Recently, exciting new physics of plasmonics has inspired a series of key explorations to manipulate, store and control the flow of information and energy at unprecedented dimensions. In this talk I will report our recent efforts on controlling light absorption and emission process through quantum effects in sub-20nm scale coatings. For example, surface plasmons of different chirality can be excited in two dimensional materials that support transverse currents. We propose a method to optically excite and characterize the electromagnetic response and surface electromagnetic modes in a generic gapped Dirac material under pumping with circularly polarized light. The valley imbalance due to pumping leads to a net Berry curvature, giving rise to a finite transverse conductivity.

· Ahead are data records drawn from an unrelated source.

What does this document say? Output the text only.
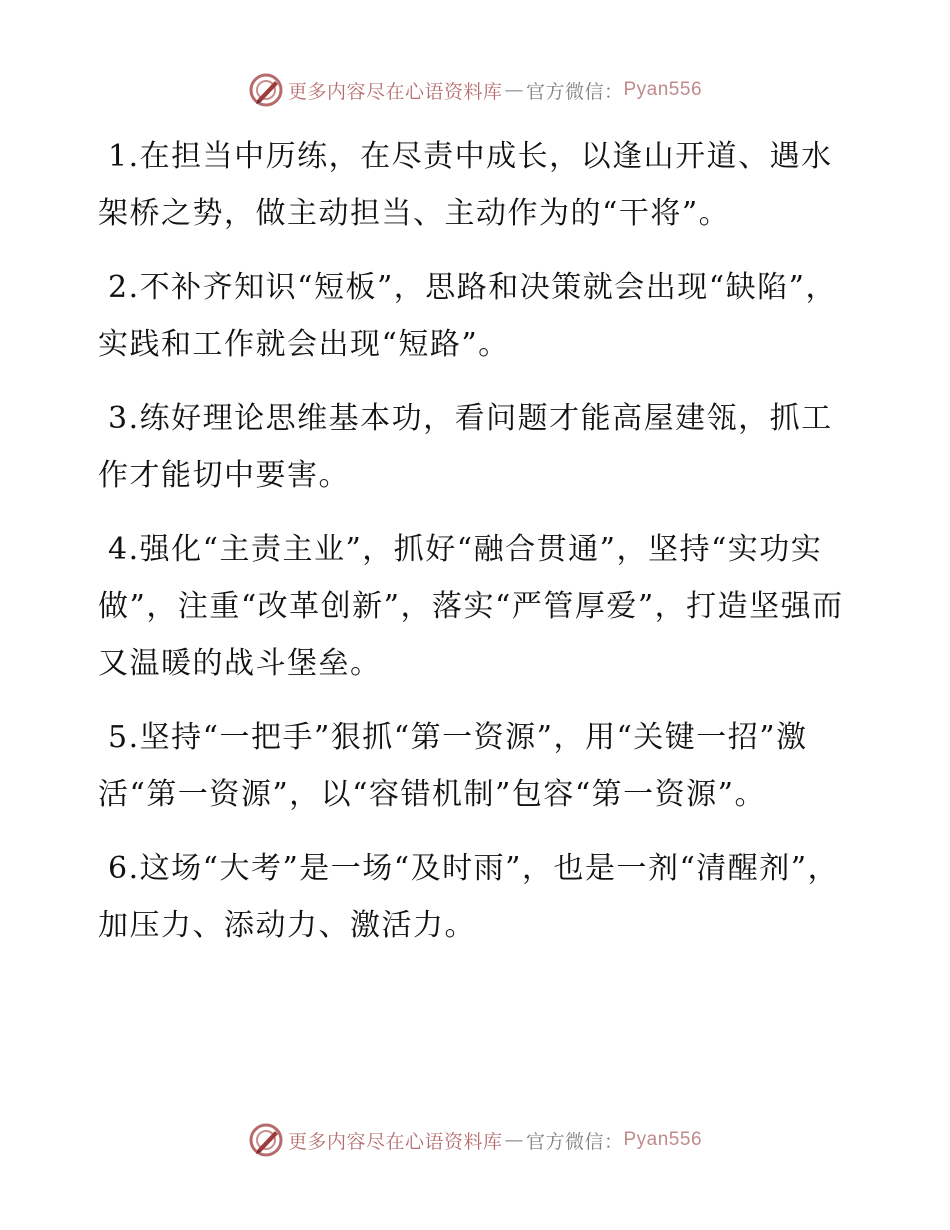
更多内容尽在心语资料库 — 官方微信： Pyan556

1.在担当中历练，在尽责中成长，以逢山开道、遇水架桥之势，做主动担当、主动作为的“干将”。

2.不补齐知识“短板”，思路和决策就会出现“缺陷”，实践和工作就会出现“短路”。

3.练好理论思维基本功，看问题才能高屋建瓴，抓工作才能切中要害。

4.强化“主责主业”，抓好“融合贯通”，坚持“实功实做”，注重“改革创新”，落实“严管厚爱”，打造坚强而又温暖的战斗堡垒。

5.坚持“一把手”狠抓“第一资源”，用“关键一招”激活“第一资源”，以“容错机制”包容“第一资源”。

6.这场“大考”是一场“及时雨”，也是一剂“清醒剂”，加压力、添动力、激活力。

更多内容尽在心语资料库 — 官方微信： Pyan556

Guided by our theoretical work, we argue the appearance of nonreciprocal chiral edge modes, their hybridization and wave guiding in a nanoribbon geometry, and giant polarization rotation in nanoribbon arrays. We also demonstrate experimentally ultrafast quenching of 2D molecular aggregates at picosecond timescale assisted by surface plasmons. Our analysis reveals that the metal-mediated dipole-dipole interaction increases the energy dissipation rate by at least five times faster than that predicted by conventional models. Our results can offer novel design pathways to the light-matter interaction in a variety of photon-exciton systems with applications such as high speed visible light communication.